How do we predict how to keep applications from failing? We don't; we expect failure and architect for observability so we can quickly triage failures, restore service and leverage chaos testing to continuously prove this, and on and on.
In the software development world they used to develop everything using a technique called, “Waterfall Development.” That means, they have lots of meetings, figure out every little bit, every part of the software, all the different things, and then they go off for a year and build this giant software package.
The problem is, by the time you’ve built something, it’s been a year later – and the whole thing is done, so if you need to make a fix, it’s a lot harder.
Agile software development is a set of methods that result in fast and frequent delivery of value to your customers. It promotes well planned, small iterations by highly collaborative cross-functional teams. Agile methodologies provide an alternative to the sequential development and long release cycles traditionally associated with waterfall.

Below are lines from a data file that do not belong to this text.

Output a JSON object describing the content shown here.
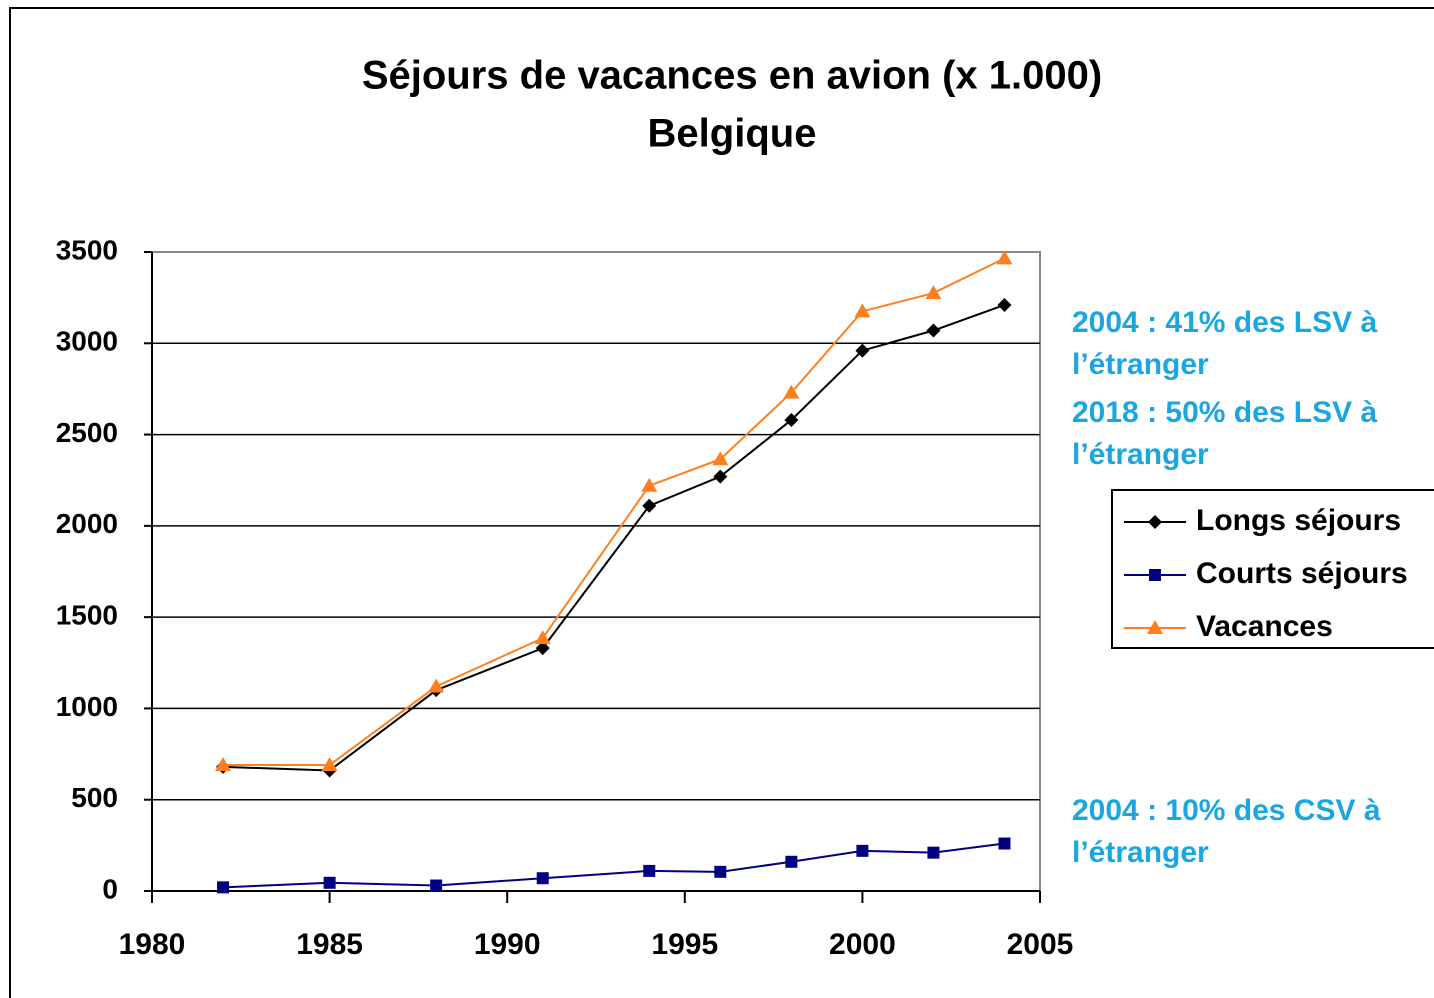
{
  "chart_data": {
    "type": "line",
    "title": "Séjours de vacances en avion (x 1.000)",
    "subtitle": "Belgique",
    "x": [
      1982,
      1985,
      1988,
      1991,
      1994,
      1996,
      1998,
      2000,
      2002,
      2004
    ],
    "series": [
      {
        "name": "Longs séjours",
        "color": "#000000",
        "marker": "diamond",
        "values": [
          680,
          660,
          1100,
          1330,
          2110,
          2270,
          2580,
          2960,
          3070,
          3210
        ]
      },
      {
        "name": "Courts séjours",
        "color": "#000080",
        "marker": "square",
        "values": [
          20,
          45,
          30,
          70,
          110,
          105,
          160,
          220,
          210,
          260
        ]
      },
      {
        "name": "Vacances",
        "color": "#ff7f1e",
        "marker": "triangle",
        "values": [
          690,
          690,
          1120,
          1385,
          2220,
          2365,
          2730,
          3175,
          3275,
          3465
        ]
      }
    ],
    "xlim": [
      1980,
      2005
    ],
    "xticks": [
      1980,
      1985,
      1990,
      1995,
      2000,
      2005
    ],
    "ylim": [
      0,
      3500
    ],
    "yticks": [
      0,
      500,
      1000,
      1500,
      2000,
      2500,
      3000,
      3500
    ],
    "grid": true,
    "legend": "right",
    "annotations": [
      "2004 : 41% des LSV à l’étranger",
      "2018 : 50% des LSV à l’étranger",
      "2004 : 10% des CSV à l’étranger"
    ]
  }
}
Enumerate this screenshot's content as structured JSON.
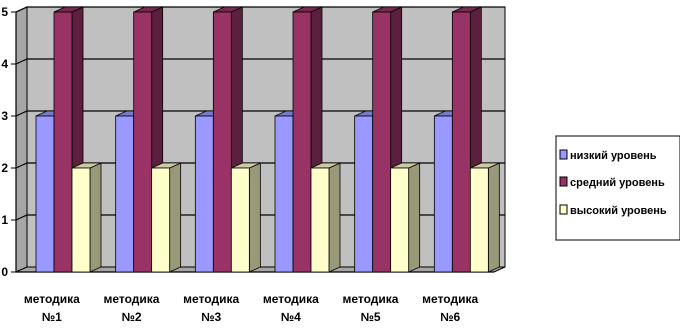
{
  "chart_data": {
    "type": "bar",
    "title": "",
    "xlabel": "",
    "ylabel": "",
    "categories": [
      {
        "line1": "методика",
        "line2": "№1"
      },
      {
        "line1": "методика",
        "line2": "№2"
      },
      {
        "line1": "методика",
        "line2": "№3"
      },
      {
        "line1": "методика",
        "line2": "№4"
      },
      {
        "line1": "методика",
        "line2": "№5"
      },
      {
        "line1": "методика",
        "line2": "№6"
      }
    ],
    "series": [
      {
        "name": "низкий уровень",
        "values": [
          3,
          3,
          3,
          3,
          3,
          3
        ],
        "color": "#9999ff"
      },
      {
        "name": "средний уровень",
        "values": [
          5,
          5,
          5,
          5,
          5,
          5
        ],
        "color": "#993366"
      },
      {
        "name": "высокий уровень",
        "values": [
          2,
          2,
          2,
          2,
          2,
          2
        ],
        "color": "#ffffcc"
      }
    ],
    "ylim": [
      0,
      5
    ],
    "yticks": [
      "0",
      "1",
      "2",
      "3",
      "4",
      "5"
    ],
    "grid": true,
    "legend_position": "right",
    "plot_background": "#c0c0c0",
    "style": "3d-column"
  }
}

Continuous Delivery, enabled by Agile product development practices, is about shipping small batches of software to production constantly, through automation. Continuous delivery makes the act of releasing dull and reliable, so organizations can deliver frequently, at less risk, and get feedback faster from end users.

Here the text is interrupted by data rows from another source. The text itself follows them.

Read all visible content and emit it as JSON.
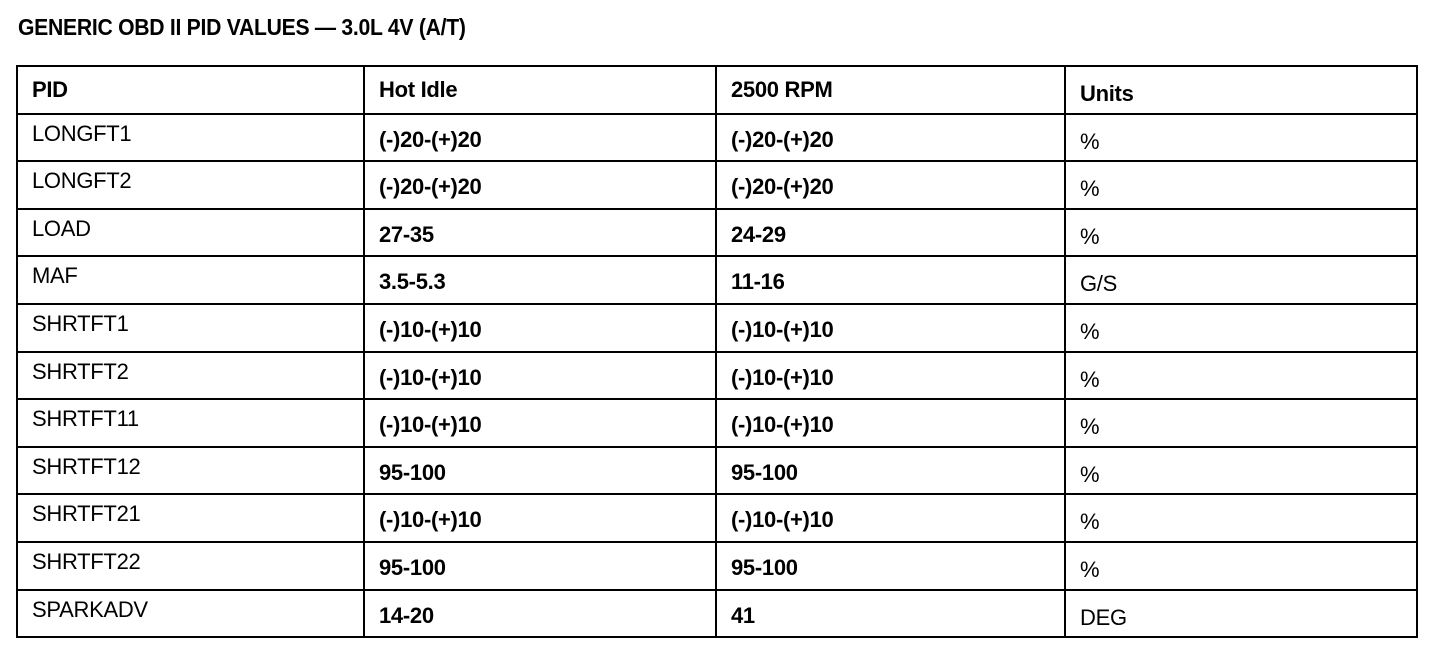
{
  "title": "GENERIC OBD II PID VALUES — 3.0L 4V (A/T)",
  "table": {
    "headers": [
      "PID",
      "Hot Idle",
      "2500 RPM",
      "Units"
    ],
    "rows": [
      [
        "LONGFT1",
        "(-)20-(+)20",
        "(-)20-(+)20",
        "%"
      ],
      [
        "LONGFT2",
        "(-)20-(+)20",
        "(-)20-(+)20",
        "%"
      ],
      [
        "LOAD",
        "27-35",
        "24-29",
        "%"
      ],
      [
        "MAF",
        "3.5-5.3",
        "11-16",
        "G/S"
      ],
      [
        "SHRTFT1",
        "(-)10-(+)10",
        "(-)10-(+)10",
        "%"
      ],
      [
        "SHRTFT2",
        "(-)10-(+)10",
        "(-)10-(+)10",
        "%"
      ],
      [
        "SHRTFT11",
        "(-)10-(+)10",
        "(-)10-(+)10",
        "%"
      ],
      [
        "SHRTFT12",
        "95-100",
        "95-100",
        "%"
      ],
      [
        "SHRTFT21",
        "(-)10-(+)10",
        "(-)10-(+)10",
        "%"
      ],
      [
        "SHRTFT22",
        "95-100",
        "95-100",
        "%"
      ],
      [
        "SPARKADV",
        "14-20",
        "41",
        "DEG"
      ]
    ]
  }
}
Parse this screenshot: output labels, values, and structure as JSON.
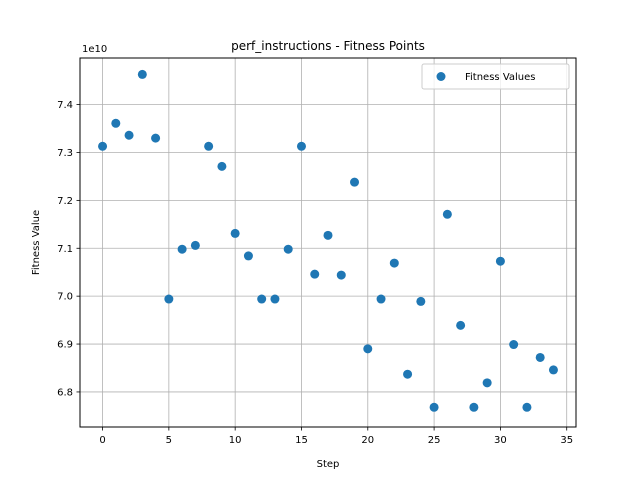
{
  "chart_data": {
    "type": "scatter",
    "title": "perf_instructions - Fitness Points",
    "xlabel": "Step",
    "ylabel": "Fitness Value",
    "y_scale_note": "1e10",
    "xlim": [
      -1.7,
      35.7
    ],
    "ylim": [
      6.7268,
      7.4973
    ],
    "xticks": [
      0,
      5,
      10,
      15,
      20,
      25,
      30,
      35
    ],
    "yticks": [
      6.8,
      6.9,
      7.0,
      7.1,
      7.2,
      7.3,
      7.4
    ],
    "ytick_labels": [
      "6.8",
      "6.9",
      "7.0",
      "7.1",
      "7.2",
      "7.3",
      "7.4"
    ],
    "grid": true,
    "legend_position": "top-right",
    "marker_color": "#1f77b4",
    "series": [
      {
        "name": "Fitness Values",
        "x": [
          0,
          1,
          2,
          3,
          4,
          5,
          6,
          7,
          8,
          9,
          10,
          11,
          12,
          13,
          14,
          15,
          16,
          17,
          18,
          19,
          20,
          21,
          22,
          23,
          24,
          25,
          26,
          27,
          28,
          29,
          30,
          31,
          32,
          33,
          34
        ],
        "y": [
          7.313,
          7.361,
          7.336,
          7.463,
          7.33,
          6.994,
          7.098,
          7.106,
          7.313,
          7.271,
          7.131,
          7.084,
          6.994,
          6.994,
          7.098,
          7.313,
          7.046,
          7.127,
          7.044,
          7.238,
          6.89,
          6.994,
          7.069,
          6.837,
          6.989,
          6.768,
          7.171,
          6.939,
          6.768,
          6.819,
          7.073,
          6.899,
          6.768,
          6.872,
          6.846
        ]
      }
    ]
  }
}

Microservices is an architectural approach to developing an application as a collection of small services; each service implements business capabilities, runs in its own process and communicates via HTTP APIs or messaging. Each microservice can be deployed, upgraded, scaled, and restarted independent of other services in the application, typically as part of an automated system, enabling frequent updates to live applications without impacting end customers
Containers offer both efficiency and speed compared with standard virtual machines (VMs). Using operating system (OS)-level virtualization, a single OS instance is dynamically divided among one or more isolated containers, each with a unique writable file system and resource quota. The low overhead of creating and destroying containers combined with the high packing density in a single VM makes containers an ideal compute vehicle for deploying individual microservices
Architecture is the process by which we make software engineering decisions that have system-wide impact and are often expensive to reverse. Our architectural decision making directly impacts our success or failure. We can express that impact three ways:
- Architectural decision making can enhance or detract from our ability to practice DevOps
- Architectural decision making can enhance or detract from our ability to practice Continuous Delivery
- Architectural decision making can exploit or waste the characteristics of Cloud Infrastructure
Adherence to sound architecture principles will help improve our ability to successful.